2. Run with the default values (**expects a `input.json` file to be at the root folder**):
```bash
make run
# or
python ./main.py
```

3. Run with custom arguments:
```bash
python ./main.py --input_filepath=./path/to/my/input.json
```

Once the run succeeds you will see several artifacts generated:

1. `script.log`: The log file with the information about the execution (should be user-friendly enough).

2. `artifacts/`: The folder where the artifacts are located.
1. `artifacts/result.csv`: A CSV file with the format of `cinema,date,title_excerpt,url`:
1. `cinema`:
1. `date`: The date this entry corresponds to (it is parsed from the webpage).
1. `title_excerpt`: This is a text excerpt **BEFORE** the occurance of the `cinema` under consideration (including the `cinema` itself). This `excerpt` is supposed to contain a name of a movie in the schedule.
1. `url`: The URL a website of which was parsed in this entry.
1. `artifacts/urls`: A folder that contains the contents of the webpages sorted by the corresponding dates. Each date folder contains two files: 1) `full-content.html` is the actual content of the webpage; 2) `text-content.txt` the text that corresponds to the textual representation of the newspaper release.

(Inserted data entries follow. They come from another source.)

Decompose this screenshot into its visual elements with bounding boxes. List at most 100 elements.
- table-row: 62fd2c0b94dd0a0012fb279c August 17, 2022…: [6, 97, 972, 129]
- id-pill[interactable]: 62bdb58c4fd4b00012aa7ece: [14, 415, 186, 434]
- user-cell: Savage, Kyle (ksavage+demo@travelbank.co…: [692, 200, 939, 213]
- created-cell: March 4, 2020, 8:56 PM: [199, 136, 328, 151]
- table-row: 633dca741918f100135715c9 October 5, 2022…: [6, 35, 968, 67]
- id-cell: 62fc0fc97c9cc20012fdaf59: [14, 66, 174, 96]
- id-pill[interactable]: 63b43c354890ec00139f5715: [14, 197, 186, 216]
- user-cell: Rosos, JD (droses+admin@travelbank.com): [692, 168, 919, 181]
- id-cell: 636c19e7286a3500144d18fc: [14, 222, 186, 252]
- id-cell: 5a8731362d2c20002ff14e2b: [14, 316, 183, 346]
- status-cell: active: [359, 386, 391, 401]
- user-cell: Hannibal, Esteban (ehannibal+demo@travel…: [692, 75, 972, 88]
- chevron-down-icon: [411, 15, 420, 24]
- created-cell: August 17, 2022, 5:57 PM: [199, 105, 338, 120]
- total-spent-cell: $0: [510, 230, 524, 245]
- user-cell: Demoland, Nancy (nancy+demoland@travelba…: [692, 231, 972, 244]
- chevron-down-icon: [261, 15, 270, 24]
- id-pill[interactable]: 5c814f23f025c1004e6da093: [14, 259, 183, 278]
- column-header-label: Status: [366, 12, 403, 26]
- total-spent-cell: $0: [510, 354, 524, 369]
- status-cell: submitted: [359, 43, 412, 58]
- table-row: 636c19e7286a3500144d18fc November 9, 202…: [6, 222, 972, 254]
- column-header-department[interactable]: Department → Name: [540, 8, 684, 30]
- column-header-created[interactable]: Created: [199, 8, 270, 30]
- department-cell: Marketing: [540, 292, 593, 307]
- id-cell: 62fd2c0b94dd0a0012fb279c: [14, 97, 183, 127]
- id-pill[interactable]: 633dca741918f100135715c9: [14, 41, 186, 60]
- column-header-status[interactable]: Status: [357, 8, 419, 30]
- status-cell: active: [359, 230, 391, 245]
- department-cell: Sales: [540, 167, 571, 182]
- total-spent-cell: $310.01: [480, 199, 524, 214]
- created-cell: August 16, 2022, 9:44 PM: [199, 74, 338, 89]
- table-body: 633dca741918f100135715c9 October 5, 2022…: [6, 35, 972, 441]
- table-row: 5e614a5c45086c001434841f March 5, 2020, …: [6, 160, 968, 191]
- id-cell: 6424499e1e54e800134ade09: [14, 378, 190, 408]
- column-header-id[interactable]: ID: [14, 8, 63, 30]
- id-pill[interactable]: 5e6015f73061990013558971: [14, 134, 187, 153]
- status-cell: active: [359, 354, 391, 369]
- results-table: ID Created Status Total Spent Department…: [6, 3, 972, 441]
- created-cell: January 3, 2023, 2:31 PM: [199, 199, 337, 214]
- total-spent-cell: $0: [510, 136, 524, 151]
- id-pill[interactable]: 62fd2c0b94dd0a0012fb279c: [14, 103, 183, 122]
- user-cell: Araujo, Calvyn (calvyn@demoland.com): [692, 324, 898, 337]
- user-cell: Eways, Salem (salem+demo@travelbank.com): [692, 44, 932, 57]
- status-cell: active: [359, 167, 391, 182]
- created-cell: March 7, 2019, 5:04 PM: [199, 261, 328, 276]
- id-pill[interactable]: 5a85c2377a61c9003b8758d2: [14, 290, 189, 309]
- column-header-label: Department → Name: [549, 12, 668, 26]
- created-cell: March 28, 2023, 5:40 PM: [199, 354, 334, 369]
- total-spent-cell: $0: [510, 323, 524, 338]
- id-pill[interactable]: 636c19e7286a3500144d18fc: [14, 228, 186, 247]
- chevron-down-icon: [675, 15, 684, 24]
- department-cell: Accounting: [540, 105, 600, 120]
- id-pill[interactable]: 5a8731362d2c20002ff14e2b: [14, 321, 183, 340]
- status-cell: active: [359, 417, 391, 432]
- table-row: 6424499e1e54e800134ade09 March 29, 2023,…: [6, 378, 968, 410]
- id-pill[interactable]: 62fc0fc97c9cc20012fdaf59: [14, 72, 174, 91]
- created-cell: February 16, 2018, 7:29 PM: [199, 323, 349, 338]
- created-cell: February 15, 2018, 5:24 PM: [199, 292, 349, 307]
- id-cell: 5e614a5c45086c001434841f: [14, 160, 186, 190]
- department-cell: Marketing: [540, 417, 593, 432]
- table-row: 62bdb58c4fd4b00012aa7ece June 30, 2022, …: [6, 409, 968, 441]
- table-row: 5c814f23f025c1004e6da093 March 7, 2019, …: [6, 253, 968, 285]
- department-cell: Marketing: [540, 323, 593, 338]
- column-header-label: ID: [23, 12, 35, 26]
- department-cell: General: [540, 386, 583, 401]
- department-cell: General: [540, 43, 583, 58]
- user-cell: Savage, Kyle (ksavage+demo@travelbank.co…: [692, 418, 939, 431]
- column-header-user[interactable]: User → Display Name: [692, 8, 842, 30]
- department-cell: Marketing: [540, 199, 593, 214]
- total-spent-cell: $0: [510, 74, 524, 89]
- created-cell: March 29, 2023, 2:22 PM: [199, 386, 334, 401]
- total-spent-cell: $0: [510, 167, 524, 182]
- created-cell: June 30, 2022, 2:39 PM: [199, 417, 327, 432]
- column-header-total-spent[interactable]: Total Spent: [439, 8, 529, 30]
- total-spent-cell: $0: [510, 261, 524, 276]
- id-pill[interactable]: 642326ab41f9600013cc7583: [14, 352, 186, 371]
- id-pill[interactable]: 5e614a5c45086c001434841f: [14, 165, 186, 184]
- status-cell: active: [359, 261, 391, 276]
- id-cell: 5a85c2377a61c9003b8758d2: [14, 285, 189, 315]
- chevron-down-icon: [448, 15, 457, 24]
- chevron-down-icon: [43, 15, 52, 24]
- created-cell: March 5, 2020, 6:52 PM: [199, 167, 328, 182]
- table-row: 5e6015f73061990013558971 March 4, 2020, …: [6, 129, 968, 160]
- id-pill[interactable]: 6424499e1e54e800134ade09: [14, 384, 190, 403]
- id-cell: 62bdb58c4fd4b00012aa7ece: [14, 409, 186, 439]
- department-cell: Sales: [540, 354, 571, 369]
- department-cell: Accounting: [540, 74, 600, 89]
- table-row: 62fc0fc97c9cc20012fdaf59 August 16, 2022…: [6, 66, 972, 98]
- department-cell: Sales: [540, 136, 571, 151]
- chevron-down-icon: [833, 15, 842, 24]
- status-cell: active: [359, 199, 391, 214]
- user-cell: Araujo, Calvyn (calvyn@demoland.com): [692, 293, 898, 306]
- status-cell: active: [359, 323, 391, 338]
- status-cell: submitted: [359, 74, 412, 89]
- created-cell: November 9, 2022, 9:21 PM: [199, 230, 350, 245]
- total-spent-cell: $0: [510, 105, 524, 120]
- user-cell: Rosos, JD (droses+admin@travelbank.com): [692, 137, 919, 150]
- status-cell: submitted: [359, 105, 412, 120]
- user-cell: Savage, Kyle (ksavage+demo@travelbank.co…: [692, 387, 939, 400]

Example of the output within `result.csv` (excerpt length was 120 symbols before the cinema name):
```csv
cinema,date,title_excerpt,url
Метрополь,01.09.1953,"в $ ч. 30 м. вечера. Билеты продаются. sCOBETCHHH СПОРТ» № 8 — хроника, Новости вня, Наука и знание. «АРЕНА СМЕЛЫХ» — Метрополь",https://electro.nekrasovka.ru/books/6173751/pages/4
Ударник,01.09.1953,"» №№ АГ и 452 — Хроника, Науна и знание, Нинозал короткометражно- го фильма, Нозости дня. <ПАРМСКАЯ ОБНТЕЛЬ» (i-n а — Ударник",https://electro.nekrasovka.ru/books/6173751/pages/4
Метрополь,02.09.1953,"и знание, Кинозал короткометражно- го фильма, Новости дня; «ПАРМСКАЯ ОБИТЕЛЬ» (1-я серия) — Ударник, Театр ниноактера, Метро- поль",https://electro.nekrasovka.ru/books/6173753/pages/4
Орион,02.09.1953,"ой комиссии по перемирию «ИХ БЫЛО ПЯТЕРО» — Смена, Спар- тан. «Аквариум», Авангард. NE NE cara? им. Моссовета, Уран, Орион",https://electro.nekrasovka.ru/books/6173753/pages/4
Метрополь,03.09.1953,"и знание, Кинозал коротнометражно- го фильма, Новости BHA. «ПАРМСНАЯ ОБИТЕЛЬ» (1-я серия) — Ударник, Театр киноактера, Метро- поль",https://electro.nekrasovka.ru/books/6173755/pages/4
Метрополь,03.09.1953,", ПКиО «Сокольники», ЦПКиО им. Горького, сад им. Баумана, парн им. Дзержинского, Перексп, Форум, Линамо. «ЧУК И ГЕК» — Метрополь",https://electro.nekrasovka.ru/books/6173755/pages/4
Ударник,03.09.1953,"№ 42 и 43 — Хроника, Наука и знание, Кинозал коротнометражно- го фильма, Новости BHA. «ПАРМСНАЯ ОБИТЕЛЬ» (1-я серия) — Ударник",https://electro.nekrasovka.ru/books/6173755/pages/4
Орион,03.09.1953," Ударник, Театр киноактера, Метро- поль, Художественный, Централь- ный, Москва, Таганский, Родина, им. Моссовета, Уран, Орион",https://electro.nekrasovka.ru/books/6173755/pages/4
```

### Directions

You are interested in the `results.csv` file. Once it is generated, you can either manually or via additional scripts (that _are NOT present by this solution_) conduct further analysis/data collection.

**Caution:** contents of `title_excerpt` may contain artifacts coming from the webpage; this is a _limitation of the source platform that is not possible to fix_. Therefore, **manually skimming through the image-formatted newspaper release of the website is recommented**.